Wearable technology for dogs

By: DogTrekker Staff
Dog wearing GoPro harness and camera
Photo by GoPro.

Just as we humans enjoy getting new gadgets and gizmos for Christmas, so do we enjoy buying cool new accessories for our pets.

Given the zooming popularity of GoPro action cams, it was only a matter of time before someone—Kurgo, in this case—came up with a camera mount dog harness that makes it easy to view the world from your best friend’s point of view.

But what if your pet, say, disappears into the woods during an off-leash hike? Investing in a GPS tracking device isn’t a bad idea if your furry friend is prone to exploring. The gold-standard system is the Garmin Astro 320, but at around $600, you and your dog had better be serious hikers or hunters to invest. Consumer Reports last year tested three more reasonably priced pet GPS devices, all in the $100-$200 range. The Garmin GTU 10 and TaggPetTracker communicate via cell service and a smartphone app; both require subscriptions.
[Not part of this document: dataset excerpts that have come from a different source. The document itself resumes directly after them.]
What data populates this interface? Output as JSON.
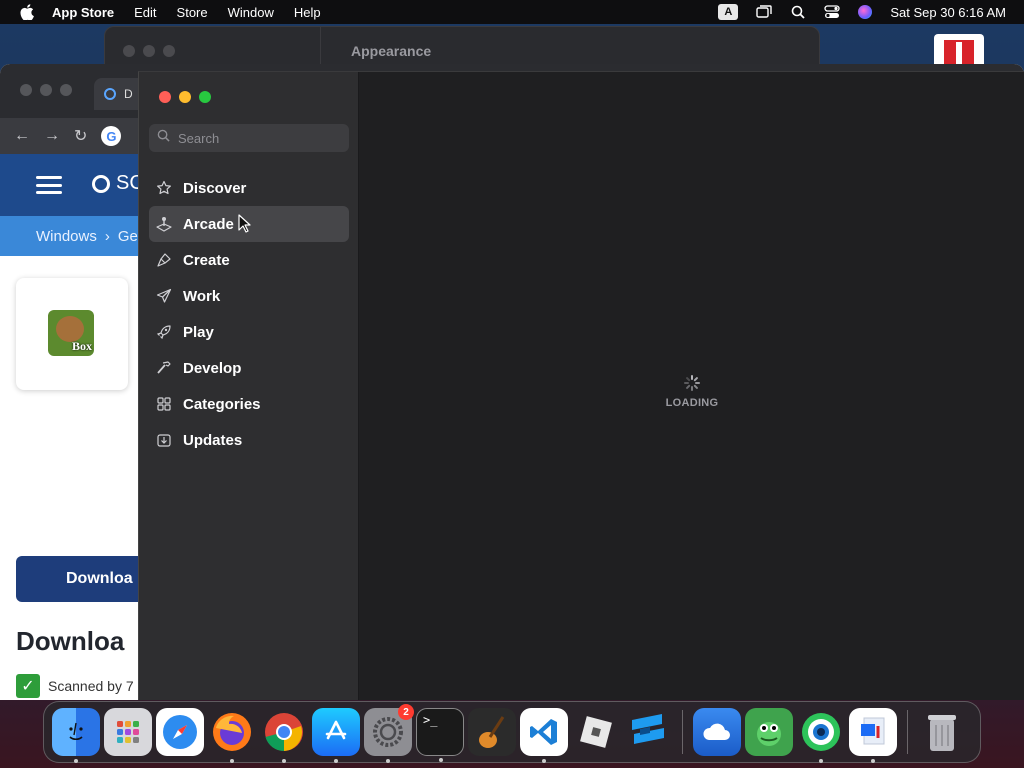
{
  "menubar": {
    "app_name": "App Store",
    "menus": [
      "Edit",
      "Store",
      "Window",
      "Help"
    ],
    "input_indicator": "A",
    "datetime": "Sat Sep 30  6:16 AM"
  },
  "background_window": {
    "title": "Appearance"
  },
  "browser": {
    "tab_title": "D",
    "site_search_text": "SC",
    "breadcrumb": [
      "Windows",
      "›",
      "Ge"
    ],
    "app_logo_text": "Box",
    "download_button": "Downloa",
    "download_heading": "Downloa",
    "scanned_text": "Scanned by 7"
  },
  "appstore": {
    "search_placeholder": "Search",
    "nav": [
      {
        "label": "Discover",
        "icon": "star-icon"
      },
      {
        "label": "Arcade",
        "icon": "joystick-icon",
        "selected": true
      },
      {
        "label": "Create",
        "icon": "brush-icon"
      },
      {
        "label": "Work",
        "icon": "paper-plane-icon"
      },
      {
        "label": "Play",
        "icon": "rocket-icon"
      },
      {
        "label": "Develop",
        "icon": "hammer-icon"
      },
      {
        "label": "Categories",
        "icon": "grid-icon"
      },
      {
        "label": "Updates",
        "icon": "download-tray-icon"
      }
    ],
    "loading_text": "LOADING"
  },
  "dock": {
    "apps": [
      {
        "name": "Finder",
        "color": "#3d8bf2"
      },
      {
        "name": "Launchpad",
        "color": "#d8d8dc"
      },
      {
        "name": "Safari",
        "color": "#2d8cf0"
      },
      {
        "name": "Firefox",
        "color": "#ff7a18"
      },
      {
        "name": "Chrome",
        "color": "#ffffff"
      },
      {
        "name": "App Store",
        "color": "#1c8cf5"
      },
      {
        "name": "System Settings",
        "color": "#8e8e93",
        "badge": "2"
      },
      {
        "name": "Terminal",
        "color": "#1a1a1a"
      },
      {
        "name": "GarageBand",
        "color": "#2b2b2b"
      },
      {
        "name": "Visual Studio Code",
        "color": "#ffffff"
      },
      {
        "name": "Roblox",
        "color": "#e8e8e8"
      },
      {
        "name": "Roblox Studio",
        "color": "#1e9bf0"
      },
      {
        "name": "Weather",
        "color": "#2f7de1"
      },
      {
        "name": "Game",
        "color": "#3fa34d"
      },
      {
        "name": "Browser",
        "color": "#e8f6ff"
      },
      {
        "name": "Remote Desktop",
        "color": "#ffffff"
      },
      {
        "name": "Trash",
        "color": "#9a9aa0"
      }
    ]
  }
}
The PetTronixRoamEO, on the other hand, comes with its own handset and operates anywhere a GPS signal can be obtained. Many other models also are on the market.

Worried that your dog is getting, well, fat? The Springer, a low-tech but ingenious dog-exercise device that attaches to a bicycle, is our favorite tool for putting miles under Fido’s paws and keeping fat off his ribs. But for those who like to quantify their dog’s exercise habits as well as their own, it’s wearable technology to the rescue. Whistle and Fitbark (essentially a Fitbit for dogs), both available for pre-sale, are collar-fitted activity monitors that function like four-paw pedometers to track and graph how your dog is exercising. They’re motivating for dog people, too!

And then there are digital pet ID tags from PetHub, which come in many designs, all featuring a scannable QR code linking to your pet’s online profile. When a lost dog is found and the code scanned, the owner gets an instant smartphone alert. Now isn’t that smart!